Do you tell the truth? Or do you say ‘I’m fine’. Mine is ‘Pretty good.’
Yes, in fact, we are liars. We do not tell the truth all the time. And for good reason. The truth is painful to discuss all the time, especially when we ourselves may be trying to distract ourselves from the pain at the time. It can be inconvenient, as in you may be out in a social gathering and to start disusing the truths of chronic pain life is rather harsh and a bit of a depressing topic to people who do not comprehend it and have no clue what to say to you when you have then spoken some of that truth. It can be that we know people just do not want to hear it all the time and we ourselves do not want to be perceived as chronic complainers. It could simply be we do not want others to worry. It could also be we ourselves do not feel like talking about it.
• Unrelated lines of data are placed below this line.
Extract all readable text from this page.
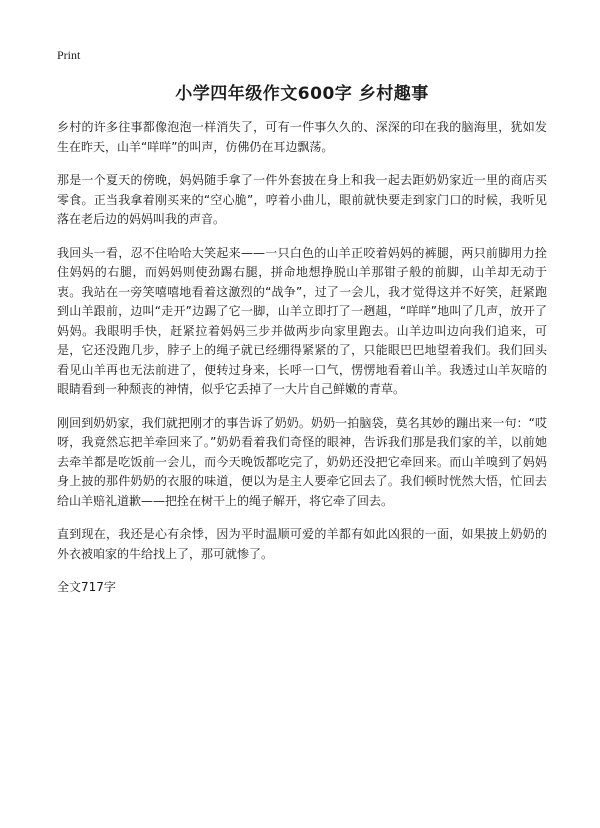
Print
小学四年级作文600字 乡村趣事

乡村的许多往事都像泡泡一样消失了，可有一件事久久的、深深的印在我的脑海里，犹如发生在昨天，山羊“咩咩”的叫声，仿佛仍在耳边飘荡。

那是一个夏天的傍晚，妈妈随手拿了一件外套披在身上和我一起去距奶奶家近一里的商店买零食。正当我拿着刚买来的“空心脆”，哼着小曲儿，眼前就快要走到家门口的时候，我听见落在老后边的妈妈叫我的声音。

我回头一看，忍不住哈哈大笑起来——一只白色的山羊正咬着妈妈的裤腿，两只前脚用力拴住妈妈的右腿，而妈妈则使劲踢右腿，拼命地想挣脱山羊那钳子般的前脚，山羊却无动于衷。我站在一旁笑嘻嘻地看着这激烈的“战争”，过了一会儿，我才觉得这并不好笑，赶紧跑到山羊跟前，边叫“走开”边踢了它一脚，山羊立即打了一趔趄，“咩咩”地叫了几声，放开了妈妈。我眼明手快，赶紧拉着妈妈三步并做两步向家里跑去。山羊边叫边向我们追来，可是，它还没跑几步，脖子上的绳子就已经绷得紧紧的了，只能眼巴巴地望着我们。我们回头看见山羊再也无法前进了，便转过身来，长呼一口气，愣愣地看着山羊。我透过山羊灰暗的眼睛看到一种颓丧的神情，似乎它丢掉了一大片自己鲜嫩的青草。

刚回到奶奶家，我们就把刚才的事告诉了奶奶。奶奶一拍脑袋，莫名其妙的蹦出来一句：“哎呀，我竟然忘把羊牵回来了。”奶奶看着我们奇怪的眼神，告诉我们那是我们家的羊，以前她去牵羊都是吃饭前一会儿，而今天晚饭都吃完了，奶奶还没把它牵回来。而山羊嗅到了妈妈身上披的那件奶奶的衣服的味道，便以为是主人要牵它回去了。我们顿时恍然大悟，忙回去给山羊赔礼道歉——把拴在树干上的绳子解开，将它牵了回去。

直到现在，我还是心有余悸，因为平时温顺可爱的羊都有如此凶狠的一面，如果披上奶奶的外衣被咱家的牛给找上了，那可就惨了。

全文717字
Most of all, the truth is a deep, heavy topic that scares a lot of people. We can be vague and light about it. But if we gave them the straight up brutal tale that is chronic pain it is frightening and scary and they have no idea how to respond to it. We don’t even want to discuss this truth all the time… that is how deep and intense it is. We instead try to distract ourselves from the pain, not dwell on it.
There are times when we say ‘This is my world. This is my struggle and this is the way it is.’ and just rant for a bit about what our existence is like. Sometimes we need to get that out. Can’t have all that truth just buried within us, eating away at us. Making our isolation that much more profound.
There are times when we sneak out wee tidbits of our existence and expect others to weave together a blanket of what it is to be chronically in pain from all the clues we drop all the little phrases and all the little behaviors.
Even ‘I’m fine’ is a clue in itself. It Never means that. Not ever. People should just take that to mean we are in pain of some sort but don’t feel like expanding on it at that time.
When I say ‘pretty good’ I actually mean I ‘mentally and emotionally’ feel pretty good about the pain I am in at that moment. Pretty good mental day.
There are reasons why we use the ‘I’m Fine’. It is fine to use it in fact. As long as we actually have people in our lives, or online, that we can be brutally honest with when we need to be, then we do not need to discuss the brutal, intense details every single day.